In today’s noisy, highly competitive marketplace, you only have seconds to capture site visitors’ attention and convince them to consider your brand’s offerings. A well-composed value proposition summarizes your organization’s competitive advantage and helps potential customers understand why they should do business with you—without taking up too much of their time.
However, writing a thorough, captivating and succinct value proposition is not always an easy task. After creating an entire website to showcase your offering, boiling down all the value your organization provides into just one or two sentences can seem nearly impossible.
To help you accomplish this task, we’ve compiled several tips on how to write a value proposition that attracts prospects and drives conversions.
A value proposition is a statement that explains why a potential customer will gain greater value from your product or service than from similar solutions in the marketplace.
Think of your value proposition like a shop window display. As you pass stores along the sidewalk, you use window displays to determine whether a store’s offerings are likely to meet your current wants and needs. If the display wins you over, you’ll likely step inside, look around and maybe even complete a purchase.
Just as a shop owner places best-selling and most sought-after items in the window as a way to lure prospects inside, your value proposition should provide a promise of what you will do for your customer—how you will solve their problems, meet their needs and deliver better results than your competitors.
Most customer value propositions include these elements:
While there is no steadfast rule for value proposition formatting, these elements can act as a helpful guide—especially if you’re creating a value proposition for the first time. But don’t feel obligated to include everything listed above. If you can communicate your organization’s full value in one sentence or phrase, there’s no need for additional elements.
If you don’t already have a value proposition, or if your organization has one but you feel it's not powerful enough, you may not know where to start.
Here are a few steps you can take to begin putting together your organization’s value proposition:
Then, compare their SWOTs to your own and look for the glaring gaps between the value you offer and the value your competitors offer. This will help you identify what makes your offering unique and why it’s superior to the product or service provided by others in your space.
If every brand has a value proposition to share, how can you make sure your message leaves an indelible impression and drives prospects to take further action?
Here are a few tips to make sure your message stands out above your competitors’:
Remember: once you’ve captivated your customer, you’ll have the opportunity to discuss specs, delve deeper into features and explain additional benefits in other areas of your website.

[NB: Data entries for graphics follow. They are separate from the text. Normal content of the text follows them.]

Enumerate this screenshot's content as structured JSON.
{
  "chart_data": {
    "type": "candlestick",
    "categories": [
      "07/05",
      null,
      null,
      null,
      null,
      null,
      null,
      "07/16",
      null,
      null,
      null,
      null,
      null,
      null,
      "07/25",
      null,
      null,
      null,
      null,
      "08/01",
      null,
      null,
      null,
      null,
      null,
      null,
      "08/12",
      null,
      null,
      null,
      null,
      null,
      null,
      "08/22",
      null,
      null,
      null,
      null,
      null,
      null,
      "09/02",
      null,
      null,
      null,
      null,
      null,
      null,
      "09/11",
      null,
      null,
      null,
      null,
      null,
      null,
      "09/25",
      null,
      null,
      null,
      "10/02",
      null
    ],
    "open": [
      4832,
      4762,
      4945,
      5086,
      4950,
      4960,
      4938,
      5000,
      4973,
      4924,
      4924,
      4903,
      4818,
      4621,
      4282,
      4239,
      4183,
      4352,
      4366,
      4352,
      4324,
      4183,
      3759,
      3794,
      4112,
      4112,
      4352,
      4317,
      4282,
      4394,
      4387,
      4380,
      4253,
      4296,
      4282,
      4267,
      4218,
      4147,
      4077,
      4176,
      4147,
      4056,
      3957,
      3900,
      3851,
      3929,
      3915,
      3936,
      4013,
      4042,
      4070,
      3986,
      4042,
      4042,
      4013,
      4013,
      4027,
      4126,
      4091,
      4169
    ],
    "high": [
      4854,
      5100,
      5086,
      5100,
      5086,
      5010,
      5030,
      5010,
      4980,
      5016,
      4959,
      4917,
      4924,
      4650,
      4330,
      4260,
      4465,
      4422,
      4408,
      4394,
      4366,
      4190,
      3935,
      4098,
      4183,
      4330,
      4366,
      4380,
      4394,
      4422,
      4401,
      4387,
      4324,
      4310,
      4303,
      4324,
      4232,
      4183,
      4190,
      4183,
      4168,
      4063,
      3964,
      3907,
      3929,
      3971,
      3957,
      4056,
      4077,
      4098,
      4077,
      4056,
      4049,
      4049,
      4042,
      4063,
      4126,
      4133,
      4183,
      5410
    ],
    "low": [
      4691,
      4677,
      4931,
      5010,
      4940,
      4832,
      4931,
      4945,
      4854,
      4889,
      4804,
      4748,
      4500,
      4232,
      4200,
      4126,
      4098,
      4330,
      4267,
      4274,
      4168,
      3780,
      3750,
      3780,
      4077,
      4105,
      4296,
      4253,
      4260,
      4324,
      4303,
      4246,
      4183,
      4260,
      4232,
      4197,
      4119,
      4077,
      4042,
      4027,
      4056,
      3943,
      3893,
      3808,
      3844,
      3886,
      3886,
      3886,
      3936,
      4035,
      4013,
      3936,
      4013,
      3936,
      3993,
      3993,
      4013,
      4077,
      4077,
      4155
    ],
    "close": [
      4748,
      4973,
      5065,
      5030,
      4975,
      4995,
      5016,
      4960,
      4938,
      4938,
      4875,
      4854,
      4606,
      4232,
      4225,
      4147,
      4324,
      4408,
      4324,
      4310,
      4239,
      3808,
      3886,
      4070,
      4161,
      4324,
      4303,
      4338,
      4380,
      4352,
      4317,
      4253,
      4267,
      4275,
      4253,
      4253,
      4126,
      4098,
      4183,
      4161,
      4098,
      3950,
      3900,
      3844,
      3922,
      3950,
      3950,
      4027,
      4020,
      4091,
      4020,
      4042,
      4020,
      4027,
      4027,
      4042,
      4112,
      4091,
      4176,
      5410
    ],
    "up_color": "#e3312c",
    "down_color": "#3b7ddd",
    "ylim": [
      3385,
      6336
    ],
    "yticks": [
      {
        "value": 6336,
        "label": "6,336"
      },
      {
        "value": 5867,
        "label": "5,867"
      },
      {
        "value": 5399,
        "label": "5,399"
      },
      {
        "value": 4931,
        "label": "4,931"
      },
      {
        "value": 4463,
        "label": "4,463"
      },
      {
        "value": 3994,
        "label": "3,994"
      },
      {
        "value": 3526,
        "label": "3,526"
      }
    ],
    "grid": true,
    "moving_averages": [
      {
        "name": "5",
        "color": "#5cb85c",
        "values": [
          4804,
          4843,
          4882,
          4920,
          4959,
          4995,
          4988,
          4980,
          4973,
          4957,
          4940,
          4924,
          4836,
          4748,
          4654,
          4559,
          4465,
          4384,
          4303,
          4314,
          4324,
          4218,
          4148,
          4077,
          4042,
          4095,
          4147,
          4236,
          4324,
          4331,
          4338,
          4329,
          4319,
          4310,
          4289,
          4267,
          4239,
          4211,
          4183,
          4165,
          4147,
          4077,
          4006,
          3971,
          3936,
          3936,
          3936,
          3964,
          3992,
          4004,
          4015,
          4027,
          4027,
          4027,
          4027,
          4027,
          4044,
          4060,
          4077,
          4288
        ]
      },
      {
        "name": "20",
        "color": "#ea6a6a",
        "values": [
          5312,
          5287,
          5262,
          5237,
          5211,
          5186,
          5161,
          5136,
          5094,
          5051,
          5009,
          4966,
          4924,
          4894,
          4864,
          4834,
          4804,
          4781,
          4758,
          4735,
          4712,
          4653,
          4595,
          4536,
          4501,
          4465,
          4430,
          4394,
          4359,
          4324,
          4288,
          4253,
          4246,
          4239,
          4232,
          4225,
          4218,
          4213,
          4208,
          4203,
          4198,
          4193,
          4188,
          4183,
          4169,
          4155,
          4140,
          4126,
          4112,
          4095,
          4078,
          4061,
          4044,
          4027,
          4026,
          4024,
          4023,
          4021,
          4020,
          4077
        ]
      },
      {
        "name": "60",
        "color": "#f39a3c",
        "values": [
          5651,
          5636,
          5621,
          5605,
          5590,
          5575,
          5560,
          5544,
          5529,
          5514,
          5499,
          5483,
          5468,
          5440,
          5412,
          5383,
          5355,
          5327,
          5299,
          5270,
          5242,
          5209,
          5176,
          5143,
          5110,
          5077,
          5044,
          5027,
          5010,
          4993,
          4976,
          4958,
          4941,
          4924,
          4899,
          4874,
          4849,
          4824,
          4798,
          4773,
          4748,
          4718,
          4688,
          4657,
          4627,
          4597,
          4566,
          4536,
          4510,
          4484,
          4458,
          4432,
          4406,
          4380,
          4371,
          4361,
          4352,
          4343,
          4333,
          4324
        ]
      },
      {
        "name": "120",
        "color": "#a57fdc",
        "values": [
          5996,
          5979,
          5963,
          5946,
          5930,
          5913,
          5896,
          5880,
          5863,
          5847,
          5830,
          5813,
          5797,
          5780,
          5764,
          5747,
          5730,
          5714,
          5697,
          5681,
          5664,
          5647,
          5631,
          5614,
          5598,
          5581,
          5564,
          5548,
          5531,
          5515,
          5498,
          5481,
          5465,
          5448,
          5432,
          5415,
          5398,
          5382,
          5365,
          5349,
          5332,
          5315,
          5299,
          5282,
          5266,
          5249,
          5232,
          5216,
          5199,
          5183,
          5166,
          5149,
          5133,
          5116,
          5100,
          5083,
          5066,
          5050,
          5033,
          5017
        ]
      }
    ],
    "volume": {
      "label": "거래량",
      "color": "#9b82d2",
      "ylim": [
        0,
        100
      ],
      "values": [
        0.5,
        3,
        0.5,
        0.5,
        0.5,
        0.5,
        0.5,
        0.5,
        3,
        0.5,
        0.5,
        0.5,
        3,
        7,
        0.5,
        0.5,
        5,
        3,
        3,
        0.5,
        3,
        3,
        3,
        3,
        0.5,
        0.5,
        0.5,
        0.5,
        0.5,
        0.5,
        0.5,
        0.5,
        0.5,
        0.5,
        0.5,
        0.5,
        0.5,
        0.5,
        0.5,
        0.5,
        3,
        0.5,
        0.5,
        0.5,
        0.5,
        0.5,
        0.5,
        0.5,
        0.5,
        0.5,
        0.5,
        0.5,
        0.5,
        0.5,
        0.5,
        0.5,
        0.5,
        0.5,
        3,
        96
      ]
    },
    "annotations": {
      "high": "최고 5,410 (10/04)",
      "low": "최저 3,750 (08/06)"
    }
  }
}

Don’t feel like you need to communicate everything about your offering in your value proposition. After all, the wordier and more complex it becomes, the less likely readers will be to understand the crux of your message and continue forward.
Here are a few examples of highly effective value proposition statements to help inspire your message.
In the headline, Grammarly shares the primary benefit: improving your writing. The subheadline communicates what the app offers while also highlighting its competitive advantage over alternatives like spellcheck: it doesn’t just check for spelling errors—it also makes sure your content is clear and effective. Finally, the company includes a graphic to illustrate the simple software in action.
Here, Trello sums up their key benefits in an ultra-simple headline. Below, the subheadline further clarifies what the app does, how it works and why it’s better than alternatives. (How many productivity apps can say they’re fun, flexible and rewarding?) Finally, the CTA shares another unique element of the offering: It’s free!
Even if you’ve never heard of or used iCONN Systems, this quick and straightforward headline sums up exactly what they do: They’re a design engineering firm that manufactures connectors. But not just any connectors. Their product line meets all your connector needs. This simple phrasing communicates a wealth of value and finishes up with a CTA to see their product catalog. To help drive the point home further, the hero background video shares imagery of their various products across multiple applications.
Gebauer’s value proposition evokes its lengthy history to convey how the company’s products have remained most trusted for more than a century, and also that they’re still considered the industry leading comfort solutions today. The subheadline finishes by sharing the company’s mission: improve the patient experience, and increase patient satisfaction—and uses imagery that illustrates this mission.
Another thing to note is Gebauer’s use of the word “your” at the beginning of the headline. Similar to starting a greeting by using someone’s name, second-person pronouns in a value proposition naturally capture readers’ attention.
Be sure to check out more value proposition examples here.
A powerful value proposition not only informs prospects about what you offer, it also makes potential customers feel like their search is over and your product or service is exactly what they need. A weak value proposition, on the other hand, confuses visitors and leaves them feeling disengaged with your offering. By using these tips and examples, you can craft a compelling statement that piques prospects’ interest, stimulates action and drives more conversions than ever before.